Does this mean he is saying goodbye to music and acting forever? "No way," he told rediff.com over the phone. "I just wanted dry climate, which is why I came to Bangalore. I am still doing my music and working on something at the moment."
The singer, who stormed the music world with his album O Sanam, made it big in the late 1990s but then shifted his attention to playback singing. Ek pal ka jeena and Kya kehti hai pawan from Kaho Naa... Pyaar Hai were both huge hits. Lucky then turned his attention to acting, and gave us Kaante. He followed this with two unsuccessful films -- Sur, then Kasak with Pakistani actress Meera, before disappearing from Mumbai.
Why not move to hill stations near Mumbai like Khandala and Lonavala? "No way," he says. "They too have become as crowded as Mumbai. There has been too much development there. I grew up in Mussorie, where there was so much open space and greenery. I feel I am a hill station and farm person, which is possibly why I came back here."
Lucky has, lately, been taking field trips across India, visiting small towns and villages to meet farmers from different parts of the country. He says the experience has moved him and shown him a very different side of India. "There is so much poverty in some parts of our country that it is beyond my imagination. We, in cities, are busy living in congested areas without knowing what is happening in our villages," he says.

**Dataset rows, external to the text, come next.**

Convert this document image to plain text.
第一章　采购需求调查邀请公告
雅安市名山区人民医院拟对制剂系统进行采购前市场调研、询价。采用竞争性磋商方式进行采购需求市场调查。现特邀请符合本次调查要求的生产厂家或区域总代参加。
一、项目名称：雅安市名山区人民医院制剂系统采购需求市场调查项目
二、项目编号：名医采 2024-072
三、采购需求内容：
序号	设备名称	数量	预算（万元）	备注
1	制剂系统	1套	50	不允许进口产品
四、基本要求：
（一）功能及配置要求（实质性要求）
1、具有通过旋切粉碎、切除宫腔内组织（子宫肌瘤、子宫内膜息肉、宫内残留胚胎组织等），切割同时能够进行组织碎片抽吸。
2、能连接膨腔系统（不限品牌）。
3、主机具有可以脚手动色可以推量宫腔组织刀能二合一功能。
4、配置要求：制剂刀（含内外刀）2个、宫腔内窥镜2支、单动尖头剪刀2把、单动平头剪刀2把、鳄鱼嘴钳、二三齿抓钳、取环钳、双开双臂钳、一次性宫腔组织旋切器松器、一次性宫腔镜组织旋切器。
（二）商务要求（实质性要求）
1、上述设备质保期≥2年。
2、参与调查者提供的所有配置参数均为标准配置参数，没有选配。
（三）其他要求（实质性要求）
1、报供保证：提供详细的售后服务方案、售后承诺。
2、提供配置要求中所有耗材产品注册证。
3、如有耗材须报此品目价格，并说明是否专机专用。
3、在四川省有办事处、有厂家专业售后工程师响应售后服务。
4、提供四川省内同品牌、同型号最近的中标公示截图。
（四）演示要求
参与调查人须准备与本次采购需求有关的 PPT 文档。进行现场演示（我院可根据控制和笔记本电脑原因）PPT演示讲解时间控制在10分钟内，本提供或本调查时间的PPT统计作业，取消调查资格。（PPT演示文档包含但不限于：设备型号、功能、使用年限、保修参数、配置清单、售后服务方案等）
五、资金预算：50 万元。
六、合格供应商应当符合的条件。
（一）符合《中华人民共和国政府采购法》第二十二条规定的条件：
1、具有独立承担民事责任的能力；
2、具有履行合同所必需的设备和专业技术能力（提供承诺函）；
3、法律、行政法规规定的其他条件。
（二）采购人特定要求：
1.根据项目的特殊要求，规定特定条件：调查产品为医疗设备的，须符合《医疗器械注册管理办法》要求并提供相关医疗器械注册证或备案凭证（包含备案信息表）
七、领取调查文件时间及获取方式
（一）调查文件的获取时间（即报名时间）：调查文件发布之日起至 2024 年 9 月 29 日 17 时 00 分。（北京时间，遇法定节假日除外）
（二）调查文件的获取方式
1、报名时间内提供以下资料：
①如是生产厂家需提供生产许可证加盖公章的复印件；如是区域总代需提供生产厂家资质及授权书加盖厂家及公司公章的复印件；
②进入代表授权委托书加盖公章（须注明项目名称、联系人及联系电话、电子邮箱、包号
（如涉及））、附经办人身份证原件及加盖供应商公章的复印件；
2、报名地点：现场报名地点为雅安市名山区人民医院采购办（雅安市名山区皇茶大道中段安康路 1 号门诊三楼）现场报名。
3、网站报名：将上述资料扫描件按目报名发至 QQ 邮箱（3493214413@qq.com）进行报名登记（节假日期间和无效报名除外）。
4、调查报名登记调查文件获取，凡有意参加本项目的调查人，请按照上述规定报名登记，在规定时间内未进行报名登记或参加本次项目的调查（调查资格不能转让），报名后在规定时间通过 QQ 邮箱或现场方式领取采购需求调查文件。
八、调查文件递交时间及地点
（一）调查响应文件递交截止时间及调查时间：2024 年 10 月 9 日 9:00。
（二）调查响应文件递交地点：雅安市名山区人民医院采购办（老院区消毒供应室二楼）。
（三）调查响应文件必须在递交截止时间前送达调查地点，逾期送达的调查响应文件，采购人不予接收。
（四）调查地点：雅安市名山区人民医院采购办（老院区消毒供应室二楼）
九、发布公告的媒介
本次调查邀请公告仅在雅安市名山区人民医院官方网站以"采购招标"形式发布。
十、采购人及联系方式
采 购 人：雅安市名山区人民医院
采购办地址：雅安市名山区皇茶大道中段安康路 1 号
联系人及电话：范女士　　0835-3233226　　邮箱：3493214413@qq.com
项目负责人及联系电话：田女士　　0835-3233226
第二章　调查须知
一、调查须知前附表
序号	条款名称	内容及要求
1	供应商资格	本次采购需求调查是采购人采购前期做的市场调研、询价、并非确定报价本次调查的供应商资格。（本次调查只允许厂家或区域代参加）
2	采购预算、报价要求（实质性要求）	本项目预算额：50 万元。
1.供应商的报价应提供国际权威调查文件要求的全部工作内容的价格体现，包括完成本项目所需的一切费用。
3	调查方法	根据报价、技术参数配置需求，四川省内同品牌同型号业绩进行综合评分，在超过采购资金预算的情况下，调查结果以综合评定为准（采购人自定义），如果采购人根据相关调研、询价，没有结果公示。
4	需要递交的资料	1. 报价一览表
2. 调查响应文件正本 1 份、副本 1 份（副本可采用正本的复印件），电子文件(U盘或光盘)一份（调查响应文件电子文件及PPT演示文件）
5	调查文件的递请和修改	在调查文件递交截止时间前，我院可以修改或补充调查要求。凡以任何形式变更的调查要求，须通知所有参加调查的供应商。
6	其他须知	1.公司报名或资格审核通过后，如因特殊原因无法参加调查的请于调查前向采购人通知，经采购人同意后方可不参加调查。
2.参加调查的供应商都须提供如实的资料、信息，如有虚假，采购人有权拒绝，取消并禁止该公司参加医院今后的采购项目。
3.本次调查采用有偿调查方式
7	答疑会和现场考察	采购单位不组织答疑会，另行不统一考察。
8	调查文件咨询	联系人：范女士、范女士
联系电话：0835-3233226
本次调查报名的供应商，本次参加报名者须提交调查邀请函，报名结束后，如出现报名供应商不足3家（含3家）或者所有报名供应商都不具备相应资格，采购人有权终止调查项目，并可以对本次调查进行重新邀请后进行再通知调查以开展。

We last saw a picture of Lucky when he was participating in a protest against the World Trade Organisation to protect the interests of farmers. When asked about his role there, he says, "I am also a farmer. I know genetic foods are spoiling our land and crops. There are multinational companies experimenting with chemicals to give us better crops, but the fact is they are ruining our farms, which is why I am opposing that move." He says he wants to continue farming the way he has been for years. "We, in India, have been farming for thousands of years. We don't want the WTO or multinational companies to teach us how to."
Does that mean his celebrity status is making things different for anti-WTO campaigners? "I don't know about that and don't even care. I am concerned about the plight of farmers in India because they are not being treated well by the WTO."
And yes, he immediately denies that he is joining a political party. "I just felt I had to be a part of the anti-WTO movement, which is why I expressed my displeasure. I am not interested in politics. I have a lot to learn now and I am making an honest effort," says Lucky.
Finally, does he plan to come back to Mumbai in the near future? "I am not an actor by profession," he says, "therefore, I could never connect with people in the film industry. But I am happy to be doing what I am doing right now."